Valentine's Day on My Time
Submitted by
Michaela Berger
When it comes to Valentine's Day, I turn into a passive-aggressive adolescent, all cynical and defiant. Why should I have to change everything I'm doing on this particular day of the year? Why should I have to spend money on cards and flowers and chocolates to tell the people I love that I love them, when I already show them that I love them every single day? Why should I have to fight every other romance-starved couple in town for the services of one of the three teenagers willing to babysit on Valentine's Day, and then try to snag a reservation at an overpriced and overbooked restaurant? And why should I have to sit and glue lace doilies and Hershey's Kisses to cards for 12 preschoolers, 19 kindergarteners, and 34 fifth graders whose names I don't even know so that my kids have something to give out to their classmates?
I know I'm supposed to do all of this in the name of love. But really ... what's love got to do with it?

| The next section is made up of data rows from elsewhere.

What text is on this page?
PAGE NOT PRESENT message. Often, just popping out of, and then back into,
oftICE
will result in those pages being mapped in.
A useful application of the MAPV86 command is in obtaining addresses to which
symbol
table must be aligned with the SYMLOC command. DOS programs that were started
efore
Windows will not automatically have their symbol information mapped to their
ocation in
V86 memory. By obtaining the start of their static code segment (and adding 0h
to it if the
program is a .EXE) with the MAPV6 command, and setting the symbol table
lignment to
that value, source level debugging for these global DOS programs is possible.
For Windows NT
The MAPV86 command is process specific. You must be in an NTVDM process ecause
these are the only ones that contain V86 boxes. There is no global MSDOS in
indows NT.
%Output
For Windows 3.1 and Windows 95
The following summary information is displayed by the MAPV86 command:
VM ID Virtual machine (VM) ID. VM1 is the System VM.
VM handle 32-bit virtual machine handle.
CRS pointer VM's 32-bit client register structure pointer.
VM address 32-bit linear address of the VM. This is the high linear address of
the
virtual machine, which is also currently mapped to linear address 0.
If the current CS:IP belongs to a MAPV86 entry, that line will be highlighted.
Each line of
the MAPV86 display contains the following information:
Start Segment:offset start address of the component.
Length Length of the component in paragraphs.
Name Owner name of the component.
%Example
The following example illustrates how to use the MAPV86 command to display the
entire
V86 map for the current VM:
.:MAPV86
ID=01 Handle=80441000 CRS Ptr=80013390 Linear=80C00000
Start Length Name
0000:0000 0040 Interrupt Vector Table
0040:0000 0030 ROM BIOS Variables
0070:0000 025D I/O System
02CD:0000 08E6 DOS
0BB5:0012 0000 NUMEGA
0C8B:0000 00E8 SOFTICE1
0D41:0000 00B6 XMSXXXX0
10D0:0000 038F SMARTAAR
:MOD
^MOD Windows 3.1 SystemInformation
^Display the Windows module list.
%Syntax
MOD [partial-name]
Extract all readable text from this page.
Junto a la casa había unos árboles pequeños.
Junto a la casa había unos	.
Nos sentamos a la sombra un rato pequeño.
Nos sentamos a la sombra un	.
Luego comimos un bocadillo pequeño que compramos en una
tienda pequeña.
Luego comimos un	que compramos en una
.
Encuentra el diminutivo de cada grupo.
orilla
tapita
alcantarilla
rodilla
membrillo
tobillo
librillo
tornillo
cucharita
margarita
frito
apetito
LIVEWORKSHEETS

I can't change the world, true. And so the cards will go out, each with a Kiss attached. But I can make sure that Valentine's Day in my house is a low-key affair. This February 14th, I'll be staying home. I'll help the kids with their homework, supervise their baths and read them bedtime stories. After they're tucked in, my husband and I will clean up the kitchen, put the toys away and watch a TV show together. What we do—or don't do—when we hit the sheets that night is our business, not Hallmark's. It will likely include the words, "I love you," because that's what we always say before we close our eyes, no matter what the date.
Then, a couple of weeks later, when the florist's prices have gone back down to normal, my husband will bring me home a bouquet of daisies (my favorite) and we'll ask my mother to watch the kids so we can have a date night. That's my ideal Valentine's Day ... and it can happen at any time of the year.